Connor ist der modernste Android von CyberLife und erschaffen, um Abweichler zu jagen. Er ist der perfekte Android. Kompetent, rational und einzig und allein auf seine Mission fokussiert. Während seiner Investigation wird er Lieutenant Hank Anderson als Partner zugeteilt. Doch während er herauszufinden versucht, warum Androiden zu Abweichlern werden, beginnt auch Connor langsam zu zweifeln...

Sein Atem ballte sich in dichten, weißen Wölkchen vor seinem Gesicht, wann immer er ausatmete. Die kalte Luft brannte bei jedem Atemzug in seinen Lungen, doch Hank störte sich nicht daran. Immerhin hielt sie auch das Bier kalt.

Er nippte an der Flasche, dann stützte er sich mit den Unterarmen auf seinen Beinen ab und beugte sich locker vor. Die Skyline Detroits zeichnete sich vor dem wolkenverhangenen Himmel ab, die hell erleuchteten Fenster spiegelten sich im Wasser des Detroit Rivers und schufen ein Muster von Lichtern in der Dunkelheit. Von der Belle Isle hatte man immer die beste Aussicht auf die Stadt gehabt gehabt.

Der Park war leer – nicht verwunderlich, bedachte man die späte Uhrzeit – aber Hank war es so ohnehin lieber. So konnte er ungestört seinen Gedanken nachhängen und trinken, ohne dass ihn andere mit verurteilenden Blicken straften.

Andererseits – was sollte man auch denken, über einen alten Mann, der am Heiligabend allein im Park saß und sich betrank?

Hank stellte die Bierflasche neben sich auf die Bank, dann vergrub er seine Hände in seinen Manteltaschen, um sie aufzuwärmen.

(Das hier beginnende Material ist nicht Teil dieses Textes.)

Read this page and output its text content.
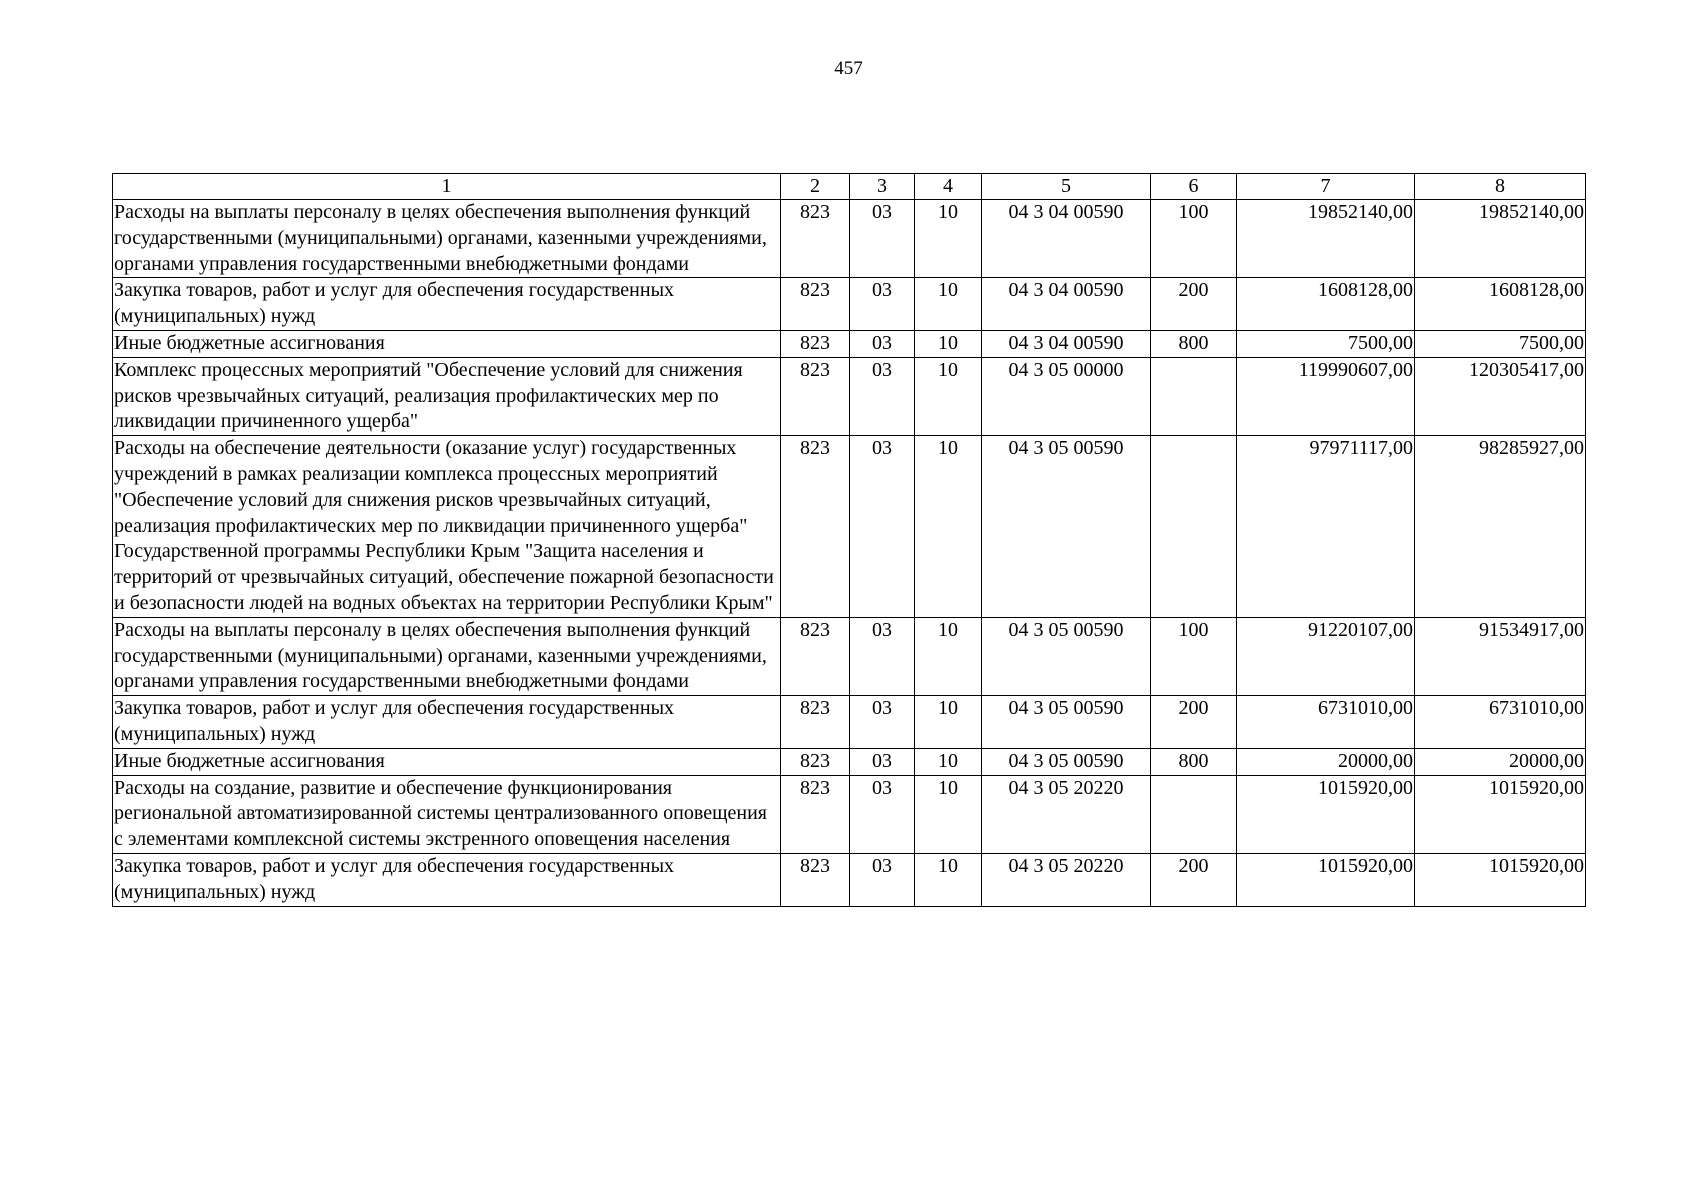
457
1	2	3	4	5	6	7	8
Расходы на выплаты персоналу в целях обеспечения выполнения функций государственными (муниципальными) органами, казенными учреждениями, органами управления государственными внебюджетными фондами	823	03	10	04 3 04 00590	100	19852140,00	19852140,00
Закупка товаров, работ и услуг для обеспечения государственных (муниципальных) нужд	823	03	10	04 3 04 00590	200	1608128,00	1608128,00
Иные бюджетные ассигнования	823	03	10	04 3 04 00590	800	7500,00	7500,00
Комплекс процессных мероприятий "Обеспечение условий для снижения рисков чрезвычайных ситуаций, реализация профилактических мер по ликвидации причиненного ущерба"	823	03	10	04 3 05 00000		119990607,00	120305417,00
Расходы на обеспечение деятельности (оказание услуг) государственных учреждений в рамках реализации комплекса процессных мероприятий "Обеспечение условий для снижения рисков чрезвычайных ситуаций, реализация профилактических мер по ликвидации причиненного ущерба" Государственной программы Республики Крым "Защита населения и территорий от чрезвычайных ситуаций, обеспечение пожарной безопасности и безопасности людей на водных объектах на территории Республики Крым"	823	03	10	04 3 05 00590		97971117,00	98285927,00
Расходы на выплаты персоналу в целях обеспечения выполнения функций государственными (муниципальными) органами, казенными учреждениями, органами управления государственными внебюджетными фондами	823	03	10	04 3 05 00590	100	91220107,00	91534917,00
Закупка товаров, работ и услуг для обеспечения государственных (муниципальных) нужд	823	03	10	04 3 05 00590	200	6731010,00	6731010,00
Иные бюджетные ассигнования	823	03	10	04 3 05 00590	800	20000,00	20000,00
Расходы на создание, развитие и обеспечение функционирования региональной автоматизированной системы централизованного оповещения с элементами комплексной системы экстренного оповещения населения	823	03	10	04 3 05 20220		1015920,00	1015920,00
Закупка товаров, работ и услуг для обеспечения государственных (муниципальных) нужд	823	03	10	04 3 05 20220	200	1015920,00	1015920,00
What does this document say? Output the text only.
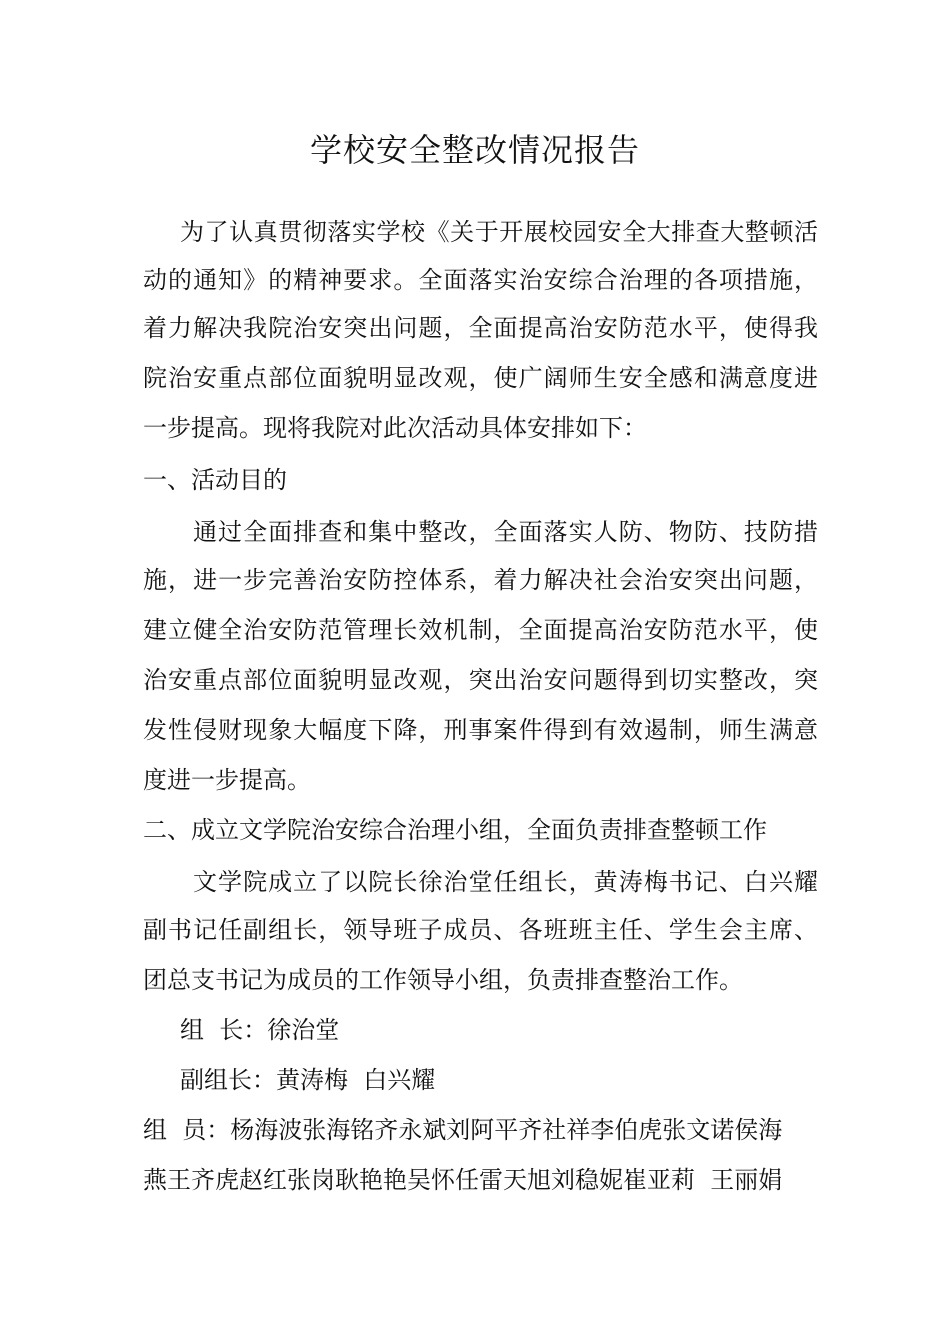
学校安全整改情况报告
为了认真贯彻落实学校《关于开展校园安全大排查大整顿活
动的通知》的精神要求。全面落实治安综合治理的各项措施，
着力解决我院治安突出问题，全面提高治安防范水平，使得我
院治安重点部位面貌明显改观，使广阔师生安全感和满意度进
一步提高。现将我院对此次活动具体安排如下：
一、活动目的
通过全面排查和集中整改，全面落实人防、物防、技防措
施，进一步完善治安防控体系，着力解决社会治安突出问题，
建立健全治安防范管理长效机制，全面提高治安防范水平，使
治安重点部位面貌明显改观，突出治安问题得到切实整改，突
发性侵财现象大幅度下降，刑事案件得到有效遏制，师生满意
度进一步提高。
二、成立文学院治安综合治理小组，全面负责排查整顿工作
文学院成立了以院长徐治堂任组长，黄涛梅书记、白兴耀
副书记任副组长，领导班子成员、各班班主任、学生会主席、
团总支书记为成员的工作领导小组，负责排查整治工作。
组  长：徐治堂
副组长：黄涛梅  白兴耀
组  员：杨海波张海铭齐永斌刘阿平齐社祥李伯虎张文诺侯海
燕王齐虎赵红张岗耿艳艳吴怀任雷天旭刘稳妮崔亚莉  王丽娟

Dabei spürte er eine glatte, kühle Oberfläche gegen seine Finger.

Er holte das Objekt aus der Tasche und betrachtete es mit gerunzelter Stirn. Der Bilderrahmen war nicht groß, nur wenig größer als seine Handfläche. Doch das Bild darin ließ ihn beinahe zusammenbrechen.

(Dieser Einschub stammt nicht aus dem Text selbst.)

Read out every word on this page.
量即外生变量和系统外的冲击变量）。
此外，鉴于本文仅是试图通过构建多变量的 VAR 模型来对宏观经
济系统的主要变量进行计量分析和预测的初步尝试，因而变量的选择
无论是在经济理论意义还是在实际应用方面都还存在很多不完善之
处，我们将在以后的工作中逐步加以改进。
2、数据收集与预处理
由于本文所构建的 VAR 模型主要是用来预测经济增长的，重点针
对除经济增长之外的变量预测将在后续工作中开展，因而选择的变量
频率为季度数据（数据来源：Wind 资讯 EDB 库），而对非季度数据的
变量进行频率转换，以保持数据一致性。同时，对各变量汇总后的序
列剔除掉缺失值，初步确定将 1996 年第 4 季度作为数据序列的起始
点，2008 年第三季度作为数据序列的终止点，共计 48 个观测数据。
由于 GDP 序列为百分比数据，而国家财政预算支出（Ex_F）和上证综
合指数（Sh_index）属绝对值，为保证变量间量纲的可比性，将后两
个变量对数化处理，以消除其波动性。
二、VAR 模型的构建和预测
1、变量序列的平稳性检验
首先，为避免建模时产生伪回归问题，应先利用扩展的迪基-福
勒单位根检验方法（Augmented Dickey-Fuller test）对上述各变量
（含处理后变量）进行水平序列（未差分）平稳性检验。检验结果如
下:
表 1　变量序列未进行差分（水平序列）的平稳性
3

Er musste blinzeln, als ihm Tränen in die Augen stiegen.

Was hat dieses Arschloch sich dabei gedacht?, fragte er sich verärgert, doch im gleichen Moment schalt er sich für diese Frage. Es war nicht fair, wütend auf Connor zu sein, nur weil dieser versucht hatte, ihm eine Freude zu bereiten.

„Ich habe etwas für dich“, hatte Connor gesagt, als Hanks Kollegen vom DPD sich auf das eben eröffnete Buffet gestürzt hatten und er und Connor einen Moment für sich gehabt hatten. „Ich habe immer daran denken müssen, dass du vor ein paar Wochen meintest, dass du es bedauerst, nur das eine Foto von Cole zu haben. Ich habe ein wenig in den Archiven deiner gelöschten Social Media Accounts recherchiert und... ich dachte, du würdest dich vielleicht hierüber freuen.“

Mit diesen Worten hatte er Hank einen unverpackten, kleinen Bilderrahmen mit der Kopie eines Fotos in die Hand gedrückt. Hank hatte das Bild angestarrt, unfähig etwas zu sagen, während Connor unsicher auf eine Reaktion gewartet hatte.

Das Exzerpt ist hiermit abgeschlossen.